Ein paar Rohstoffe, die in der H. verwendet werden:
“Blättert man im “Handbuch der Materia medica”, finden sich noch ganz andere Rohstoffe, etwa Blattläuse, Eierstockextrakt von Kühen, Hornissen, Kakerlaken, Kellerasseln, Krötengift, Quecksilber, Speichel tollwütiger Hunde oder Stinktiersekret. Selbst Coca-Cola, faules Rindfleisch, Hundekot, Kondomgummi, menschlicher Hodenextrakt und Pferdehaar werden zur Herstellung der Mittelchen verwandt.”
Fazit:
“Je eingehender man sich mit der Homöopathie beschäftigt, desto mehr stellt man fest, wie skurril sie ist.”
Das sind nur die Spitzen aus einem neun Seiten langen Artikel.
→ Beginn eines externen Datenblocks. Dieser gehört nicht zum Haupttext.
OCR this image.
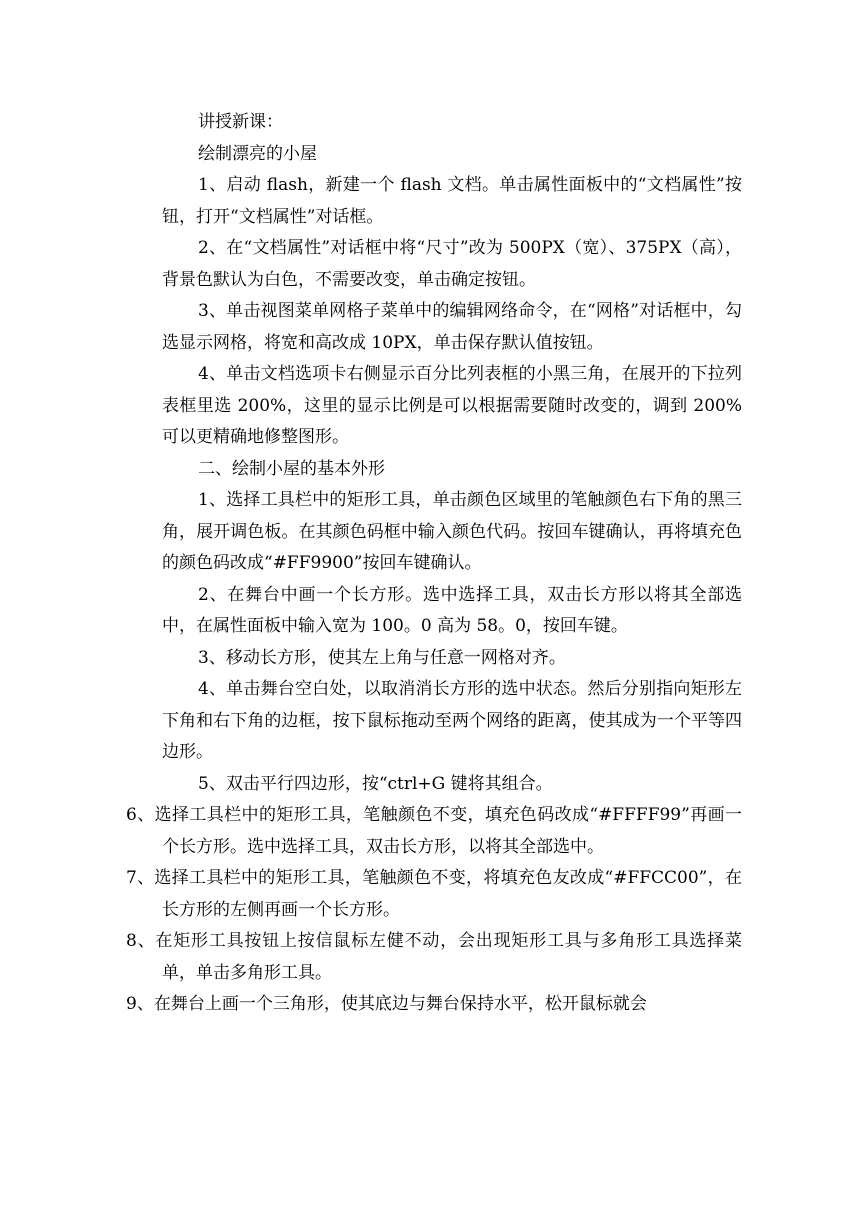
讲授新课：

绘制漂亮的小屋

1、启动 flash，新建一个 flash 文档。单击属性面板中的“文档属性”按钮，打开“文档属性”对话框。

2、在“文档属性”对话框中将“尺寸”改为 500PX（宽）、375PX（高），背景色默认为白色，不需要改变，单击确定按钮。

3、单击视图菜单网格子菜单中的编辑网络命令，在“网格”对话框中，勾选显示网格，将宽和高改成 10PX，单击保存默认值按钮。

4、单击文档选项卡右侧显示百分比列表框的小黑三角，在展开的下拉列表框里选 200%，这里的显示比例是可以根据需要随时改变的，调到 200%可以更精确地修整图形。

二、绘制小屋的基本外形

1、选择工具栏中的矩形工具，单击颜色区域里的笔触颜色右下角的黑三角，展开调色板。在其颜色码框中输入颜色代码。按回车键确认，再将填充色的颜色码改成“#FF9900”按回车键确认。

2、在舞台中画一个长方形。选中选择工具，双击长方形以将其全部选中，在属性面板中输入宽为 100。0 高为 58。0，按回车键。

3、移动长方形，使其左上角与任意一网格对齐。

4、单击舞台空白处，以取消消长方形的选中状态。然后分别指向矩形左下角和右下角的边框，按下鼠标拖动至两个网络的距离，使其成为一个平等四边形。

5、双击平行四边形，按“ctrl+G 键将其组合。

6、选择工具栏中的矩形工具，笔触颜色不变，填充色码改成“#FFFF99”再画一个长方形。选中选择工具，双击长方形，以将其全部选中。

7、选择工具栏中的矩形工具，笔触颜色不变，将填充色友改成“#FFCC00”，在长方形的左侧再画一个长方形。

8、在矩形工具按钮上按信鼠标左健不动，会出现矩形工具与多角形工具选择菜单，单击多角形工具。

9、在舞台上画一个三角形，使其底边与舞台保持水平，松开鼠标就会
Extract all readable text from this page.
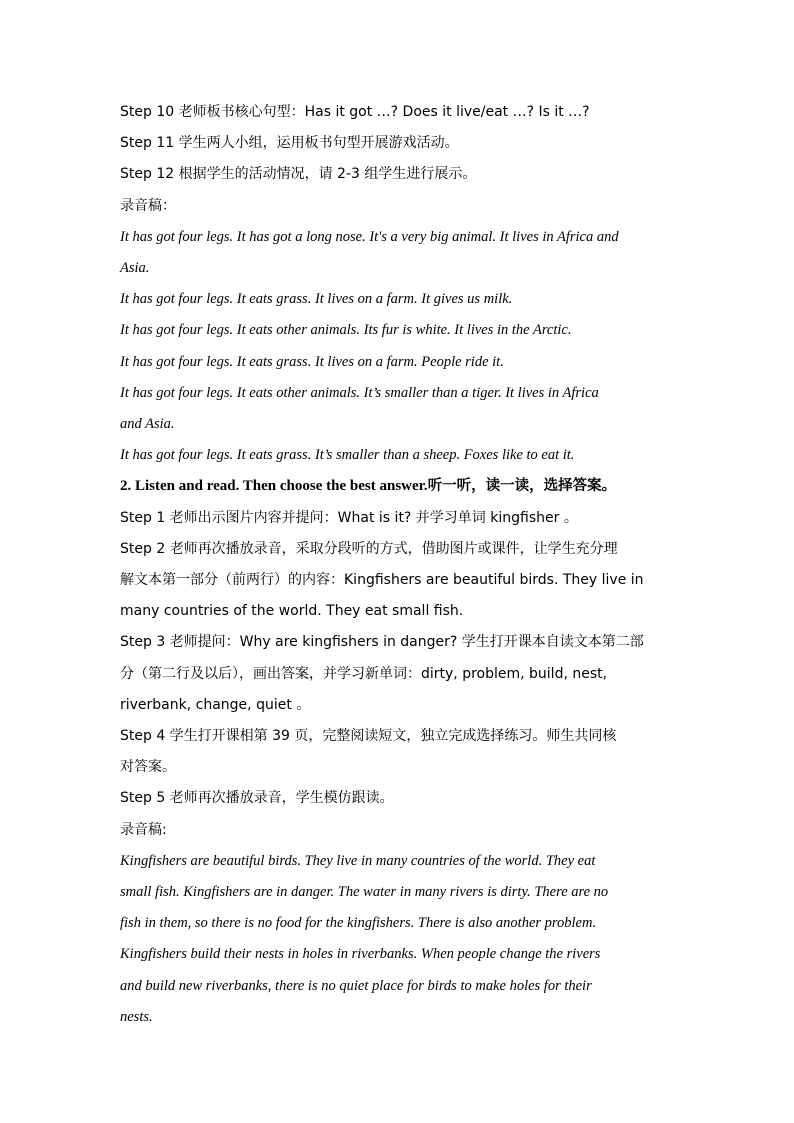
Step 10 老师板书核心句型：Has it got …? Does it live/eat …? Is it …?
Step 11 学生两人小组，运用板书句型开展游戏活动。
Step 12 根据学生的活动情况，请 2-3 组学生进行展示。
录音稿：
It has got four legs. It has got a long nose. It's a very big animal. It lives in Africa and
Asia.
It has got four legs. It eats grass. It lives on a farm. It gives us milk.
It has got four legs. It eats other animals. Its fur is white. It lives in the Arctic.
It has got four legs. It eats grass. It lives on a farm. People ride it.
It has got four legs. It eats other animals. It’s smaller than a tiger. It lives in Africa
and Asia.
It has got four legs. It eats grass. It’s smaller than a sheep. Foxes like to eat it.
2. Listen and read. Then choose the best answer.听一听，读一读，选择答案。
Step 1 老师出示图片内容并提问：What is it? 并学习单词 kingfisher 。
Step 2 老师再次播放录音，采取分段听的方式，借助图片或课件，让学生充分理
解文本第一部分（前两行）的内容：Kingfishers are beautiful birds. They live in
many countries of the world. They eat small fish.
Step 3 老师提问：Why are kingfishers in danger? 学生打开课本自读文本第二部
分（第二行及以后），画出答案，并学习新单词：dirty, problem, build, nest,
riverbank, change, quiet 。
Step 4 学生打开课相第 39 页，完整阅读短文，独立完成选择练习。师生共同核
对答案。
Step 5 老师再次播放录音，学生模仿跟读。
录音稿:
Kingfishers are beautiful birds. They live in many countries of the world. They eat
small fish. Kingfishers are in danger. The water in many rivers is dirty. There are no
fish in them, so there is no food for the kingfishers. There is also another problem.
Kingfishers build their nests in holes in riverbanks. When people change the rivers
and build new riverbanks, there is no quiet place for birds to make holes for their
nests.
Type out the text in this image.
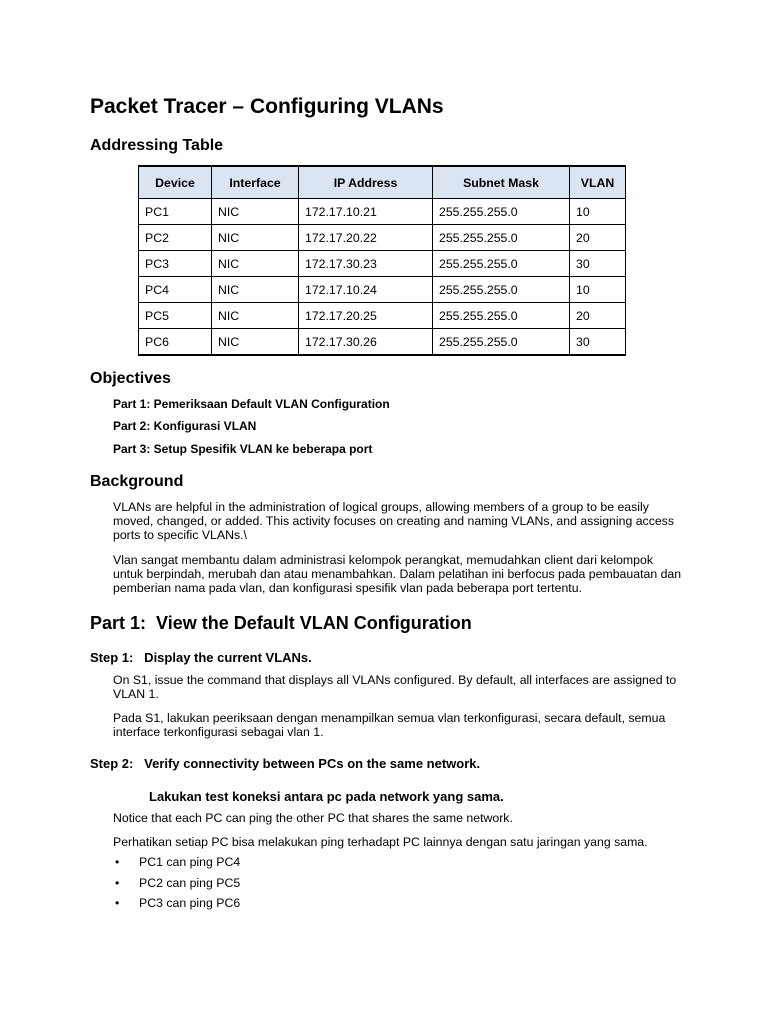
Packet Tracer – Configuring VLANs
Addressing Table
Device	Interface	IP Address	Subnet Mask	VLAN
PC1	NIC	172.17.10.21	255.255.255.0	10
PC2	NIC	172.17.20.22	255.255.255.0	20
PC3	NIC	172.17.30.23	255.255.255.0	30
PC4	NIC	172.17.10.24	255.255.255.0	10
PC5	NIC	172.17.20.25	255.255.255.0	20
PC6	NIC	172.17.30.26	255.255.255.0	30
Objectives
Part 1: Pemeriksaan Default VLAN Configuration
Part 2: Konfigurasi VLAN
Part 3: Setup Spesifik VLAN ke beberapa port
Background
VLANs are helpful in the administration of logical groups, allowing members of a group to be easily moved, changed, or added. This activity focuses on creating and naming VLANs, and assigning access ports to specific VLANs.\
Vlan sangat membantu dalam administrasi kelompok perangkat, memudahkan client dari kelompok untuk berpindah, merubah dan atau menambahkan. Dalam pelatihan ini berfocus pada pembauatan dan pemberian nama pada vlan, dan konfigurasi spesifik vlan pada beberapa port tertentu.
Part 1:  View the Default VLAN Configuration
Step 1:   Display the current VLANs.
On S1, issue the command that displays all VLANs configured. By default, all interfaces are assigned to VLAN 1.
Pada S1, lakukan peeriksaan dengan menampilkan semua vlan terkonfigurasi, secara default, semua interface terkonfigurasi sebagai vlan 1.
Step 2:   Verify connectivity between PCs on the same network.
Lakukan test koneksi antara pc pada network yang sama.
Notice that each PC can ping the other PC that shares the same network.
Perhatikan setiap PC bisa melakukan ping terhadapt PC lainnya dengan satu jaringan yang sama.
• PC1 can ping PC4
• PC2 can ping PC5
• PC3 can ping PC6
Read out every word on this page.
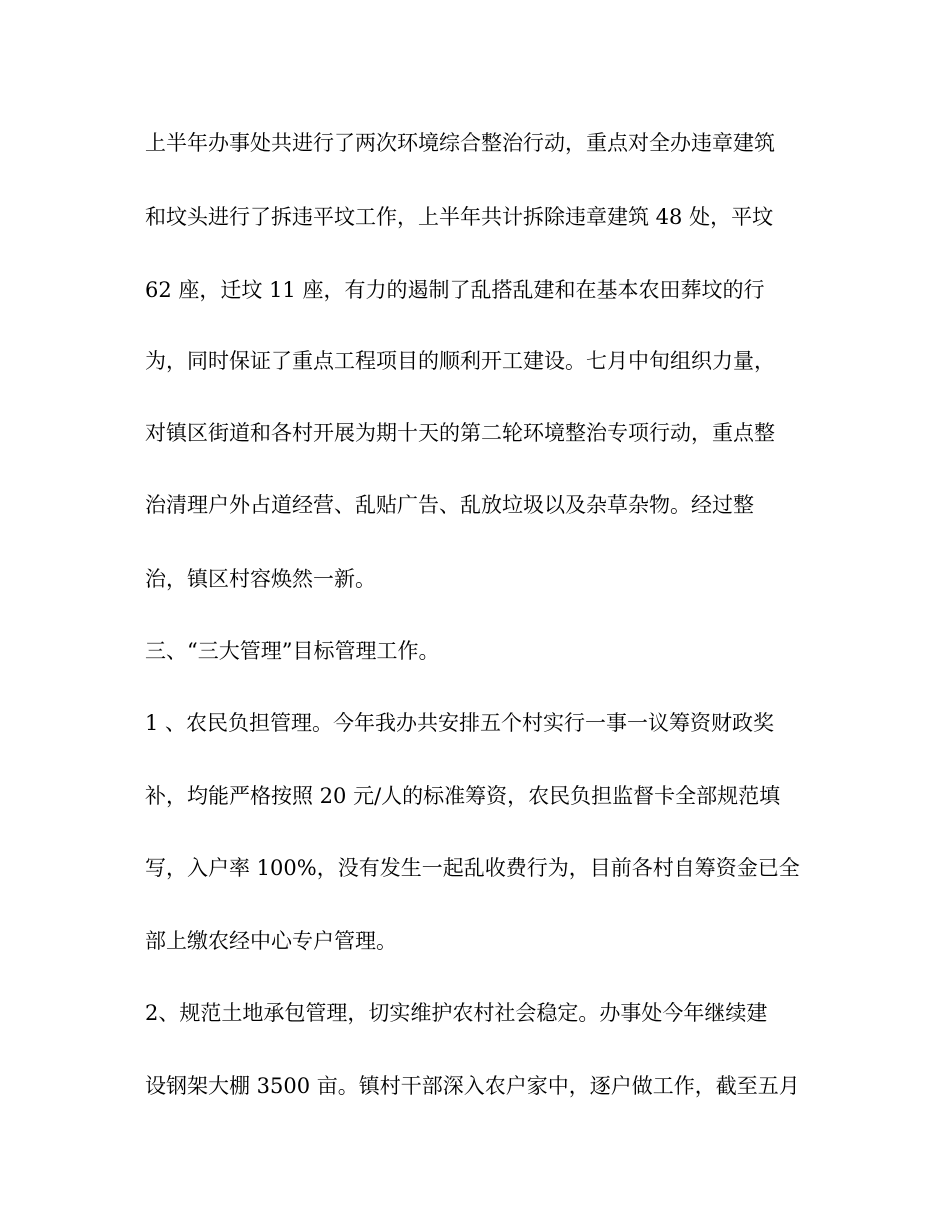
上半年办事处共进行了两次环境综合整治行动，重点对全办违章建筑
和坟头进行了拆违平坟工作，上半年共计拆除违章建筑 48 处，平坟
62 座，迁坟 11 座，有力的遏制了乱搭乱建和在基本农田葬坟的行
为，同时保证了重点工程项目的顺利开工建设。七月中旬组织力量，
对镇区街道和各村开展为期十天的第二轮环境整治专项行动，重点整
治清理户外占道经营、乱贴广告、乱放垃圾以及杂草杂物。经过整
治，镇区村容焕然一新。
三、“三大管理”目标管理工作。
1 、农民负担管理。今年我办共安排五个村实行一事一议筹资财政奖
补，均能严格按照 20 元/人的标准筹资，农民负担监督卡全部规范填
写，入户率 100%，没有发生一起乱收费行为，目前各村自筹资金已全
部上缴农经中心专户管理。
2、规范土地承包管理，切实维护农村社会稳定。办事处今年继续建
设钢架大棚 3500 亩。镇村干部深入农户家中，逐户做工作，截至五月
Ich hoffe, die werten Kollegen sehen mir die Zitatelawine nach. Aber da sind einfach zu schöne Sachen dabei.
Wer den Spiegel noch nicht hat, der Artikel ist ein Grund ihn mal wieder zu kaufen.
Bei SPOn gibt es eine Art Zusammenfassung des Beitrags. Der Titel ist auch nicht schlecht: Tausendmal gerührt.
Update 13.7.:
Die Carstens-Stiftung gibt sich verschnupft und reagiert mit einer sechsseitigen Pressemitteilung auf den Spiegel-Artikel:
Fazit: “Der Artikel im SPIEGEL wird die Debatte um die Homöopathie, und die Komplementärmedizin im Allgemeinen anregen. (…) Agitation, Stimmungsmache und eine erschreckende Unkenntnis der Sachlage, wie der SPIEGEL sie vorträgt, bringen die Sache nicht weiter.”